The Kompoferm system uses a highly efficient dry fermentation process, with low investment costs and high biogas yields. The system meets the growing demand for more economy and ecology in the burgeoning waste-to-energy industry, says BHS President Steve Miller, adding that the agreement is a perfect complement to BHS’ lineup of recovery systems.

“As we continue to move forward in our efforts to extract more value out of the waste stream, we could not ignore the renewable energy potential available from the organic portion of solid waste,” Miller says. “The Kompoferm system is the leading technology of its type in the world and enables BHS to provide its customers with systems that extract high-value recyclable materials from the waste stream, to make these systems energy neutral, and to provide additional renewable power to the communities where the waste is generated.”

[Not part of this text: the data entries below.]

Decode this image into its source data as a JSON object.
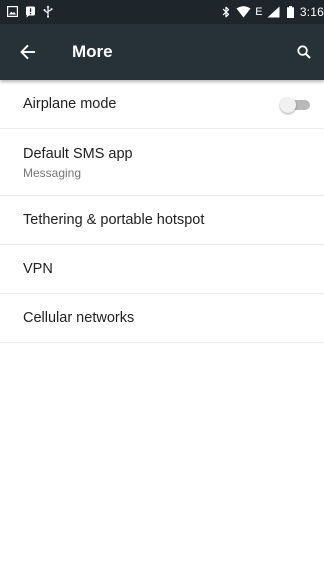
{
  "status_bar": {
    "time": "3:16",
    "left_icons": [
      "image-notification-icon",
      "alert-notification-icon",
      "usb-icon"
    ],
    "right_icons": [
      "bluetooth-icon",
      "wifi-icon",
      "data-e-icon",
      "cell-signal-icon",
      "battery-icon"
    ],
    "network_label": "E",
    "background": "#1e262c"
  },
  "toolbar": {
    "title": "More",
    "back_icon": "arrow-back-icon",
    "search_icon": "search-icon",
    "background": "#263238"
  },
  "settings": {
    "items": [
      {
        "title": "Airplane mode",
        "toggle": "off"
      },
      {
        "title": "Default SMS app",
        "summary": "Messaging"
      },
      {
        "title": "Tethering & portable hotspot"
      },
      {
        "title": "VPN"
      },
      {
        "title": "Cellular networks"
      }
    ]
  }
}
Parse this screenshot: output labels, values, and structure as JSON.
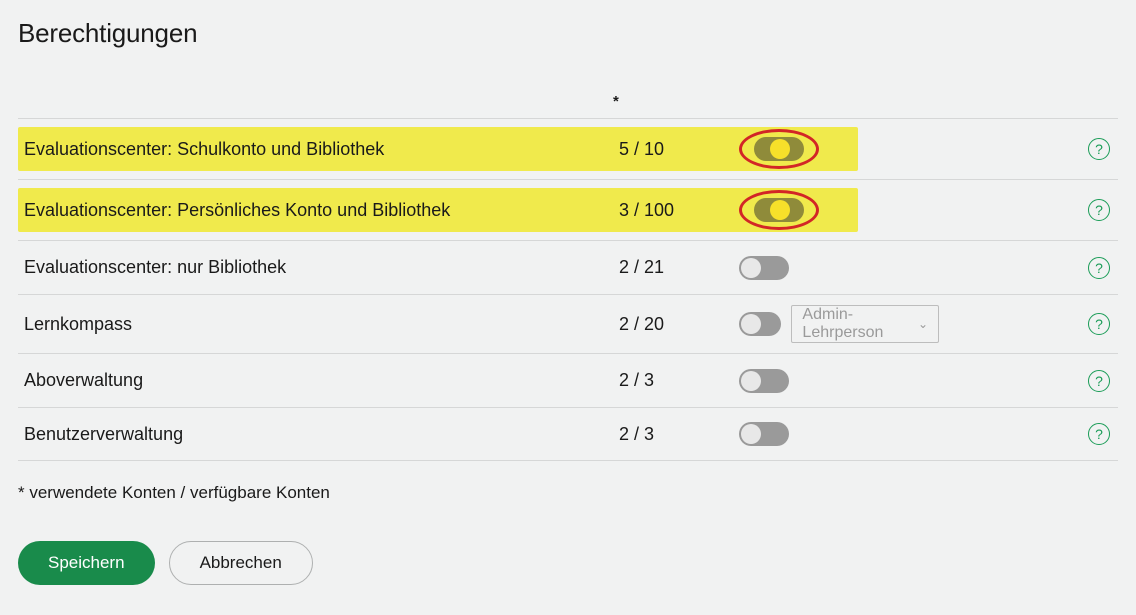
{
  "title": "Berechtigungen",
  "count_header_symbol": "*",
  "rows": [
    {
      "label": "Evaluationscenter: Schulkonto und Bibliothek",
      "count": "5 / 10",
      "toggle_on": true,
      "red_ring": true,
      "highlighted": true,
      "has_select": false
    },
    {
      "label": "Evaluationscenter: Persönliches Konto und Bibliothek",
      "count": "3 / 100",
      "toggle_on": true,
      "red_ring": true,
      "highlighted": true,
      "has_select": false
    },
    {
      "label": "Evaluationscenter: nur Bibliothek",
      "count": "2 / 21",
      "toggle_on": false,
      "red_ring": false,
      "highlighted": false,
      "has_select": false
    },
    {
      "label": "Lernkompass",
      "count": "2 / 20",
      "toggle_on": false,
      "red_ring": false,
      "highlighted": false,
      "has_select": true,
      "select_value": "Admin-Lehrperson"
    },
    {
      "label": "Aboverwaltung",
      "count": "2 / 3",
      "toggle_on": false,
      "red_ring": false,
      "highlighted": false,
      "has_select": false
    },
    {
      "label": "Benutzerverwaltung",
      "count": "2 / 3",
      "toggle_on": false,
      "red_ring": false,
      "highlighted": false,
      "has_select": false
    }
  ],
  "footnote": "* verwendete Konten / verfügbare Konten",
  "buttons": {
    "save": "Speichern",
    "cancel": "Abbrechen"
  },
  "help_glyph": "?"
}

Utilizing a well-controlled, biologically-stable, and proven design, the system’s percolate cycle ensures the production of biogas at a uniformly high level. The special layout shortens the percolate path to a minimum and significantly reduces the area required for the system. Production is continuous, simple, safe and highly-automated.

Several biogas plants in Europe have used the process with excellent success, Miller says, adding that although there are biogas plants operating in North America, the standard technology currently used is not as advanced or efficient as the Kompoferm system. Several projects using the design are already in the planning stages in North America, with the first Kompoferm plant slated to begin operation in 2011 in San Jose, California.

Total system solution

The Kompoferm anaerobic digestion process can be used on its own or combined with the BHS system to create a complete zero waste solution.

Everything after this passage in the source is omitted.